Estado e família. Em uma sociedade que adquire, cada vez mais, a morfologia e a dinâmica de rede, instituições como Estado e família tendem a se modificar profundamente. Não pode ser por acaso que todas as organizações hierárquicas valorizem tais instituições, encarando-as como se fossem estruturas eternamente indispensáveis à vida humana em sociedade, a despeito da forma atual de Estado – o Estado-nação – já estar mostrando sua crescente inadequação à realidade contemporânea. E, conquanto o assunto seja quase proibido, a forma atual de família – a família monogâmica – também é um problema. Diga-se o que se quiser dizer, do ponto de vista da rede a família é um circuito fechado de relações (poder-se-ia dizer, uma estrutura que privatiza capital social em detrimento da sociedade). Ou, dizendo de outra maneira: a família desconecta você da sociedade. Assim, essa história de família como “célula-máter” da sociedade vale apenas na medida do grau de hierarquização e de autocratização da sociedade.
O elogio à família chega ao paroxismo por parte de organizações que, curiosamente, são compostas por pessoas que optaram por não constituir família (como a Igreja Católica, que, do ponto de vista estrutural, é uma igreja – veja só! – de hierarcas solteiros: os bispos).
Assim como o patriotismo – segundo o tão citado dito de Samuel Johnson – é “o último refúgio dos canalhas” (“patriotism is the last refuge of a scoundrel”), o elogio à família (incluindo as formas degeneradas de familismo, como a Máfia e seus sucedâneos corporativos legais que constituem, a partir da modernidade, formas aceitas de banditismo, como os sindicatos e os partidos que atuam como verdadeiras gangues políticas) freqüentemente costuma estar sempre presente nos discursos de todo tipo de patifes que se especializaram em exaltar a família. Mas a observação cuidadosa revela que pessoas que falam muito de família, babando preceitos morais sobre as virtudes familiares e outras besteiras como a formação do caráter a partir do berço, não raro acabam se revelando indivíduos imorais em vários sentidos.

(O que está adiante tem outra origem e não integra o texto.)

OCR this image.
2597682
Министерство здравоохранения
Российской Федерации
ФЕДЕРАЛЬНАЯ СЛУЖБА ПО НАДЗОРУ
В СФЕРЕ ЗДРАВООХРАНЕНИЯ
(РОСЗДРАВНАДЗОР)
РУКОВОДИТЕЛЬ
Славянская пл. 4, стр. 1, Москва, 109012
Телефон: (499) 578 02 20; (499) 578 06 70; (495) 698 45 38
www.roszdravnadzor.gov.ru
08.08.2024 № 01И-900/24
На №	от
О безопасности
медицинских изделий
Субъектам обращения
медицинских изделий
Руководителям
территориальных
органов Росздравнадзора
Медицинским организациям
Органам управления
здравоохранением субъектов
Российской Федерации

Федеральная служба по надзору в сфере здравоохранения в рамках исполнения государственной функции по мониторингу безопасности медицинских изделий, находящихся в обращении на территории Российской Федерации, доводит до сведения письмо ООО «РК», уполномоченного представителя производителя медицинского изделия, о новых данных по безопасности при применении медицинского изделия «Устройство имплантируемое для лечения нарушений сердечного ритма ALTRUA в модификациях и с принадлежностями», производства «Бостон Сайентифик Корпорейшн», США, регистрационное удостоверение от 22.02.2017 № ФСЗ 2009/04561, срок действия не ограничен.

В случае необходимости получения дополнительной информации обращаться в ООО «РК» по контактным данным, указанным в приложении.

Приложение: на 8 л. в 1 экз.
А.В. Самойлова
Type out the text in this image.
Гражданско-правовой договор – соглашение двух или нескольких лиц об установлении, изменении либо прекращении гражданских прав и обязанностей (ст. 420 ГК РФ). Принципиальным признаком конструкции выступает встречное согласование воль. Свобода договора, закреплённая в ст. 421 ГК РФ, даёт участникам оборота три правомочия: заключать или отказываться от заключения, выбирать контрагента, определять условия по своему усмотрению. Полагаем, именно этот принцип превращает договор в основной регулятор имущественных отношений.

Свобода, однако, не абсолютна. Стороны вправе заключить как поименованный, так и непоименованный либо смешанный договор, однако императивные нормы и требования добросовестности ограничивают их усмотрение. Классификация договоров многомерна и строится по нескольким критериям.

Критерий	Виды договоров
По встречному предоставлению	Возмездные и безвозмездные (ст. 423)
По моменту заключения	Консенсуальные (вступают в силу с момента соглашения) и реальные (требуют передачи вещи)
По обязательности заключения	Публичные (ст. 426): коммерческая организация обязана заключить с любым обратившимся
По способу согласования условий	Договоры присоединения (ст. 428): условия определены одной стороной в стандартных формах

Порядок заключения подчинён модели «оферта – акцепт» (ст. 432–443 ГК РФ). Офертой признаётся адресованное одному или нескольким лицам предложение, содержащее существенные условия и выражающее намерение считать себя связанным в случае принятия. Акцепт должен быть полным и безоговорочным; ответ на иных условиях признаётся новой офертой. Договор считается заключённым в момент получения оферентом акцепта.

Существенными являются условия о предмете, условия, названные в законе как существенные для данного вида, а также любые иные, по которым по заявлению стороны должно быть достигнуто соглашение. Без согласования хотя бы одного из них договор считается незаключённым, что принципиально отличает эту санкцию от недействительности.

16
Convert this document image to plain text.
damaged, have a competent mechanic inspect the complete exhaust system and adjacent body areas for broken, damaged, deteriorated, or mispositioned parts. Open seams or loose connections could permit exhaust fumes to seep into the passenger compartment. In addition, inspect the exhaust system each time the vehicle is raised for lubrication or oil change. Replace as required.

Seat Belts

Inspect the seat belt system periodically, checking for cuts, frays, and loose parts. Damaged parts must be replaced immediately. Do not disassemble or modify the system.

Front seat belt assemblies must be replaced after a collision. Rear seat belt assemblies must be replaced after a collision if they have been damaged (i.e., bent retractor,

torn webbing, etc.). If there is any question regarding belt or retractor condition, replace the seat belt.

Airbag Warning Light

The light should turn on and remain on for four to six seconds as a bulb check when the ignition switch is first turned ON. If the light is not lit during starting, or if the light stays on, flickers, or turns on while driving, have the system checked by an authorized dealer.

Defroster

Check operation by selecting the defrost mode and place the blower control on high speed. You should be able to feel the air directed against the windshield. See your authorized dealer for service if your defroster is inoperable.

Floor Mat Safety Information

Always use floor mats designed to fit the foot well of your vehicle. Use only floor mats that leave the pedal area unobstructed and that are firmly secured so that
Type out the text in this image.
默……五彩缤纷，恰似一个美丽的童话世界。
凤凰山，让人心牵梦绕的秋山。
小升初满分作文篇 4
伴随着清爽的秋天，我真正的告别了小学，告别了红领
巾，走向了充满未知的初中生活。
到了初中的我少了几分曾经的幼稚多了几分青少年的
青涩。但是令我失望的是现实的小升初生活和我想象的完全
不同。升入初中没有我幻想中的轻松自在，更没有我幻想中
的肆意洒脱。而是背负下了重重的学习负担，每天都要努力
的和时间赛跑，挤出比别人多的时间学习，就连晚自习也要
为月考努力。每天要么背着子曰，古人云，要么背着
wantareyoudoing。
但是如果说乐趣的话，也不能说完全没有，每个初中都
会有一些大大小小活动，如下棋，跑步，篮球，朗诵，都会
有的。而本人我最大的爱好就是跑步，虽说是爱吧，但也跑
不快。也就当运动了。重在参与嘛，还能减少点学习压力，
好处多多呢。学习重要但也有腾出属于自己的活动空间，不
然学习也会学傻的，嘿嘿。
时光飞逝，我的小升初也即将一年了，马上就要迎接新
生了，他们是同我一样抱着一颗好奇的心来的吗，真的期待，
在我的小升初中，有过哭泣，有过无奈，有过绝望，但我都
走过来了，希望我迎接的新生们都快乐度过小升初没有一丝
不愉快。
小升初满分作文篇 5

Novas formas de Estado e de família vão surgir na sociedade-rede. Castells (1999) imagina que em uma sociedade-rede o Estado também deverá se transformar em um Estado-rede (2). De qualquer modo, o mainframe que conhecemos com o nome de Estado tende a desaparecer como tal (quer dizer, com a estrutura e a dinâmica que teve até hoje) em uma sociedade-rede.
Quanto às novas famílias, talvez se possa dizer que elas tenderão a ser grupos de convivência baseados cada vez mais na escolha do que na consanguineidade ou na herança genética. Afinal, do ponto de vista genético, somos mesmo, todos nós, apenas uma grande família (3).
Escola e igreja. As escolas constituem um capítulo à parte. Embora se declarem instituições laicas, são, no fundo, igrejas; ou seja, ordens hierarquicas (sacerdotais) que decidem o que as pessoas devem (saber) reproduzir. Graus de aprendizagem (na verdade, de ensino) são ordenações: medem a sua capacidade de replicar uma determinada ordem. Não é por acaso que a educação a distância encontrou fortíssima resistência na academia. Pelos mesmos motivos, processos e programas educacionais extra-escolares (como o homeschooling, o communityschooling, o unschooling e o autodidatismo) são duramente combatidos pelas corporações de professores, que argumentam – sem se darem conta de que, com isso, estão apenas revelando seu caráter sacerdotal – que não se pode deixar a educação nas mãos de leigos...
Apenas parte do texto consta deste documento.